Texte intégral
Il n'existe pas un commandement qui affirme : tu mourras dans la solitude, tu mourras dans le désespoir, tu mourras dans la douleur. C'est pourtant ce qui se passe trop souvent dans nos hôpitaux de pays riches. La médecine d'aujourd'hui permet, avec les soins palliatifs, d'adoucir les derniers moments de l'être humain. Pourquoi ne sont-ils pas généralisés et facilement accessibles ? Parce que longtemps nous avons tenté d'évacuer la mort : affaire de culture, dispersion des familles, urbanisation loin des rites paysans, peur du mot et peur du spectacle, suprématie des techniques sur l'humanisme, dérobade médicale.

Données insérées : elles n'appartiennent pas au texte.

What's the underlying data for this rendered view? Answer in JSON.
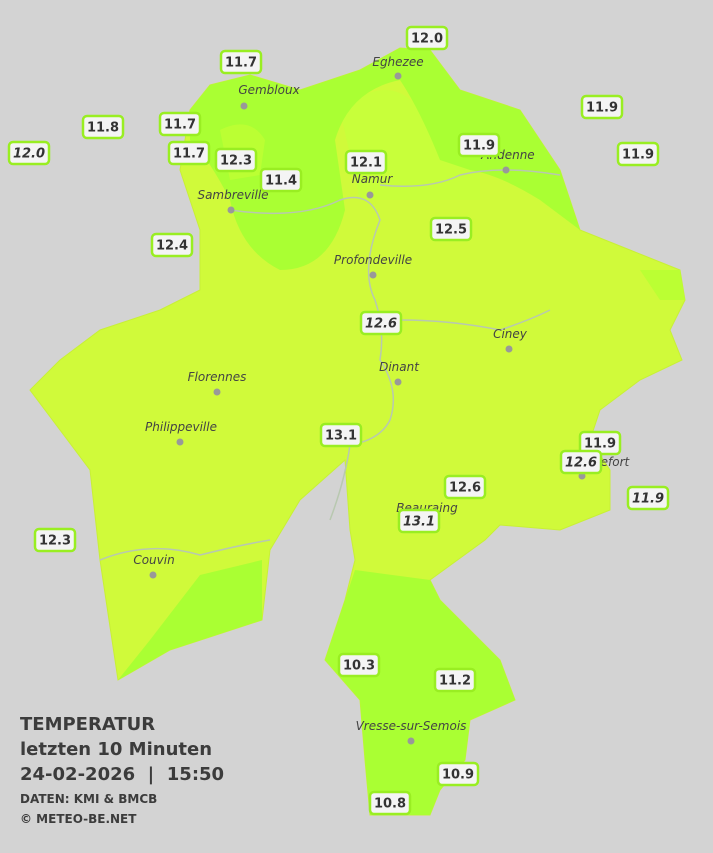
{
  "title": {
    "heading": "TEMPERATUR",
    "period": "letzten 10 Minuten",
    "timestamp": "24-02-2026  |  15:50",
    "source": "DATEN: KMI & BMCB",
    "copyright": "© METEO-BE.NET"
  },
  "cities": [
    "Eghezee",
    "Gembloux",
    "Andenne",
    "Namur",
    "Sambreville",
    "Profondeville",
    "Ciney",
    "Dinant",
    "Florennes",
    "Philippeville",
    "Rochefort",
    "Beauraing",
    "Couvin",
    "Vresse-sur-Semois"
  ],
  "stations": [
    "12.0",
    "11.7",
    "11.8",
    "11.7",
    "12.0",
    "11.7",
    "12.3",
    "11.4",
    "12.1",
    "11.9",
    "11.9",
    "11.9",
    "12.4",
    "12.5",
    "12.6",
    "13.1",
    "11.9",
    "12.6",
    "11.9",
    "12.6",
    "13.1",
    "12.3",
    "10.3",
    "11.2",
    "10.9",
    "10.8"
  ]
}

Avec un Parlement unanime, nous venons de légiférer sur les conditions de la mort. Le débat à l'Assemblée nationale fut passionnant, parfois émouvant, exemplaire, comme il l'avait été au Sénat. Nous avions déjà doublé en quelques mois l'offre de soins palliatifs : unités et équipes dans les hôpitaux et en ville. Avec cette loi nous irons plus loin. Dans les contrats d'objectifs des hôpitaux et des établissements pour personnes âgées, les soins palliatifs seront pris en compte. Nous permettrons ainsi que des hommes et des femmes, s'ils le désirent, puissent terminer leur vie chez eux. Majoritairement, ils le souhaitent.
Toutes les civilisations ont leurs rites de mort. Nous avions les nôtres, les mêmes pour les rois et pour les paysans, cet accompagnement lucide de la famille, des amis et souvent de la religion. Et puis les bouleversements du monde moderne ont brouillé nos comportements. On meurt le plus souvent à l'hôpital, et seul. Chez nous, l'humanité s'est retirée de la mort.

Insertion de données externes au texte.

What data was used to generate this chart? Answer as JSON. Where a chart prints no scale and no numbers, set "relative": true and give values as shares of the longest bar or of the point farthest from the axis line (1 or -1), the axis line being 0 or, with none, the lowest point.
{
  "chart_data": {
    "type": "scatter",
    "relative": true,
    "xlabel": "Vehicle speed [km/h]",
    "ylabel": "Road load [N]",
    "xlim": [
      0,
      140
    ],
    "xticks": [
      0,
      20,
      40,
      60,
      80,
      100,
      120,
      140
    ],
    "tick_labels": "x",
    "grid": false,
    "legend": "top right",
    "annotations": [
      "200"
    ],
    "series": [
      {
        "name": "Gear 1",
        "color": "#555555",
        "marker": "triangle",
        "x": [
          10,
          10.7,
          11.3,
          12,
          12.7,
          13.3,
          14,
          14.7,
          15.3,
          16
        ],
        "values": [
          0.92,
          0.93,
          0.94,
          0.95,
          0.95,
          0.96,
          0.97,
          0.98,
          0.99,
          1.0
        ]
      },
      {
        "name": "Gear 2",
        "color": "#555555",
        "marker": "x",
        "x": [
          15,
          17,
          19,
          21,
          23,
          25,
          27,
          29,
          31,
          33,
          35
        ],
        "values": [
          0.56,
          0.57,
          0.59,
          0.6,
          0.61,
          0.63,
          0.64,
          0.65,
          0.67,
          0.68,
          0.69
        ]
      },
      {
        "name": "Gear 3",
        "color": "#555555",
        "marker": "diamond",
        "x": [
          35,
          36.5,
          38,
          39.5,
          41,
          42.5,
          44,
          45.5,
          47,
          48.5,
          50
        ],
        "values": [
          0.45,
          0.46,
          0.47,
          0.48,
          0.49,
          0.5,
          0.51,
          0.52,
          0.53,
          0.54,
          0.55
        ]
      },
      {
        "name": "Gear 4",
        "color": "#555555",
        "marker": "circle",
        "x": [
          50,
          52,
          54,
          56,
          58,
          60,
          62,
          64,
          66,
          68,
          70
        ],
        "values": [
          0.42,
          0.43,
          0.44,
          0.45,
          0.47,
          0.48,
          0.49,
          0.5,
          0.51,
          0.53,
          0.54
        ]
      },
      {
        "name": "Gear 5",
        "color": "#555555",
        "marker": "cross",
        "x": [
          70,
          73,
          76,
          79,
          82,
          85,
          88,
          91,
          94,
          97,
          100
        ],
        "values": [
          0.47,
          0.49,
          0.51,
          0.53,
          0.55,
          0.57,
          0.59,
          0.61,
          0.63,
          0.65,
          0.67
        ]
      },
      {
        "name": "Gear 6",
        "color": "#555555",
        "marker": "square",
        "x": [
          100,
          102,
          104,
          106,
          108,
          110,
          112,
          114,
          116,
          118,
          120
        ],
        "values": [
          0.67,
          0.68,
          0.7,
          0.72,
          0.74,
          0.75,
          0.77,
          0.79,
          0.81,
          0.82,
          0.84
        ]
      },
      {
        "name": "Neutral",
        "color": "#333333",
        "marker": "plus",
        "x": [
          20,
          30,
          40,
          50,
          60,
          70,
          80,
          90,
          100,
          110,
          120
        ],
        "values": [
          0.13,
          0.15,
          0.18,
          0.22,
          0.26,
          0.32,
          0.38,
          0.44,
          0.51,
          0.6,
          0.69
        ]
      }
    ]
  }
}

Nous devons réhabiliter la dignité de la fin de vie, regarder la mort en face et non plus l'évacuer derrière des paravents techniques. Dans une vie, la mort a droit à sa juste place ; le mourant a droit à la tendresse, à l'amour, à la présence de ses proches, à l'adoucissement et à l'apaisement. À la dignité. La mort - et c'est une banalité oubliée – ce sont les derniers sentiments, les dernières images pour un être.

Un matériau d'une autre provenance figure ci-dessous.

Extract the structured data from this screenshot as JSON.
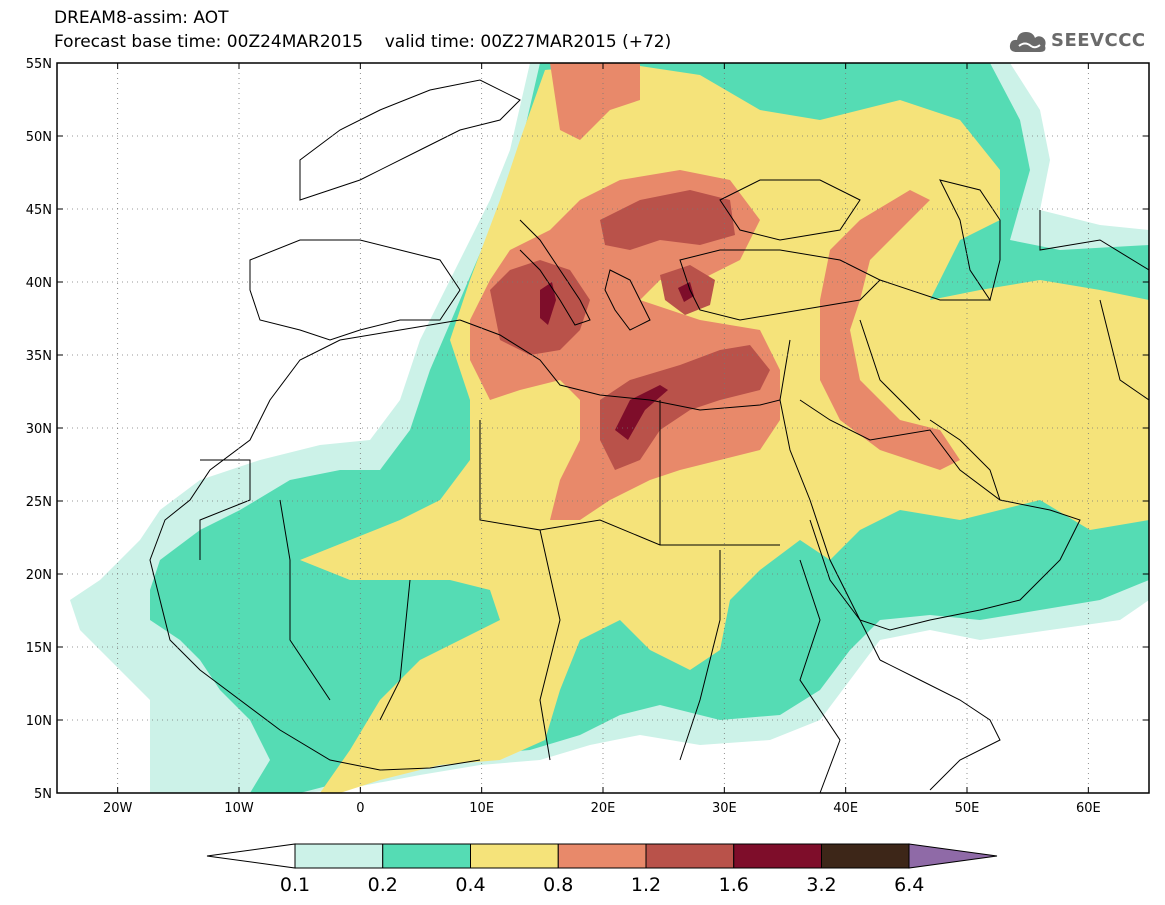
{
  "title": {
    "line1": "DREAM8-assim: AOT",
    "base_label": "Forecast base time: 00Z24MAR2015",
    "valid_label": "valid time: 00Z27MAR2015 (+72)"
  },
  "logo": {
    "text": "SEEVCCC",
    "icon": "cloud-icon"
  },
  "map": {
    "lon_range": [
      -25,
      65
    ],
    "lat_range": [
      5,
      55
    ],
    "lat_ticks": [
      {
        "v": 55,
        "label": "55N"
      },
      {
        "v": 50,
        "label": "50N"
      },
      {
        "v": 45,
        "label": "45N"
      },
      {
        "v": 40,
        "label": "40N"
      },
      {
        "v": 35,
        "label": "35N"
      },
      {
        "v": 30,
        "label": "30N"
      },
      {
        "v": 25,
        "label": "25N"
      },
      {
        "v": 20,
        "label": "20N"
      },
      {
        "v": 15,
        "label": "15N"
      },
      {
        "v": 10,
        "label": "10N"
      },
      {
        "v": 5,
        "label": "5N"
      }
    ],
    "lon_ticks": [
      {
        "v": -20,
        "label": "20W"
      },
      {
        "v": -10,
        "label": "10W"
      },
      {
        "v": 0,
        "label": "0"
      },
      {
        "v": 10,
        "label": "10E"
      },
      {
        "v": 20,
        "label": "20E"
      },
      {
        "v": 30,
        "label": "30E"
      },
      {
        "v": 40,
        "label": "40E"
      },
      {
        "v": 50,
        "label": "50E"
      },
      {
        "v": 60,
        "label": "60E"
      }
    ]
  },
  "colorbar": {
    "colors": [
      "#ccf2e8",
      "#55dcb4",
      "#f5e37a",
      "#e8896a",
      "#b9524a",
      "#7e0d2a",
      "#3d2618",
      "#8f6aa7"
    ],
    "labels": [
      "0.1",
      "0.2",
      "0.4",
      "0.8",
      "1.2",
      "1.6",
      "3.2",
      "6.4"
    ]
  }
}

Nous redécouvrons, en cette fin de siècle, les valeurs de l'humanisme, de la relation à l'autre, à la vie, à la souffrance, à la mort, que nous avions peut-être oubliées à une époque de croissance et de facilité économiques et sociales. Puisque la famille ne joue plus un rôle aussi fort et présent, c'est à la loi de l'aider et de la suppléer. Le sens de notre culture en dépend, et aussi l'humanité de notre système de soins.
Le débat n'est plus aux illusions de la médecine victorieuse, toute puissante, hyper technicienne, qui refuse la souffrance et la mort. Certains médecins, de plus en plus rares, passent leur chemin devant la porte d'un mourant, d'un cancéreux en phase terminale, sous prétexte que, médicalement, ils ne peuvent plus rien faire. Et ils laissent les infirmières s'occuper du malade. Ce n'est plus supportable. Tout reste à faire lorsqu'il n'y a plus rien à faire.
Nos concitoyens souhaitent une médecine plus humaine. Désir de proximité, attachement au médecin de famille, souci de préserver les petites structures, refus de l'anonymat des grandes usines à soins : toutes ces préoccupations, nous les avons entendues lors de centaines de rencontres avec les citoyens pendant les états généraux de la santé. Ceux qui ont côtoyé la mort savent la différence entre une fin paisible, accompagnée, et une mort agitée, isolée, angoissée. Ce ne sont pas les mêmes morts. Nous pouvons, dans bien des cas, offrir en dernier cadeau une belle mort – une mort si douce, disait Simone de Beauvoir.
C'est d'abord pour le respect et la dignité de celui qui s'en va que nous avons légiféré « pour le droit d'accès pour tous aux soins palliatifs ». L'autre devoir est vis-à-vis des vivants. Il faut les accompagner au cours de cette épreuve qu'est pour eux la fin d'un proche. La loi prévoit dorénavant un « congé d'accompagnement » pour les proches. Elle soutient les associations et les bénévoles, toujours indispensables. Elle encourage les réseaux de ville, favorisant les derniers instants vécus à domicile. Elle lutte enfin contre les lits assignés aux agonisants, interdisant à l'hôpital les « ghettos de la mort ». Je sais que ce texte législatif à ses limites : on n'y trouve pas la reconnaissance d'un droit ultime et nécessaire, celui de choisir sa fin et de l'imposer à ses proches et à la société.
Néanmoins, lentement, nous commençons d'inventer pour le siècle qui vient une nouvelle culture de la mort.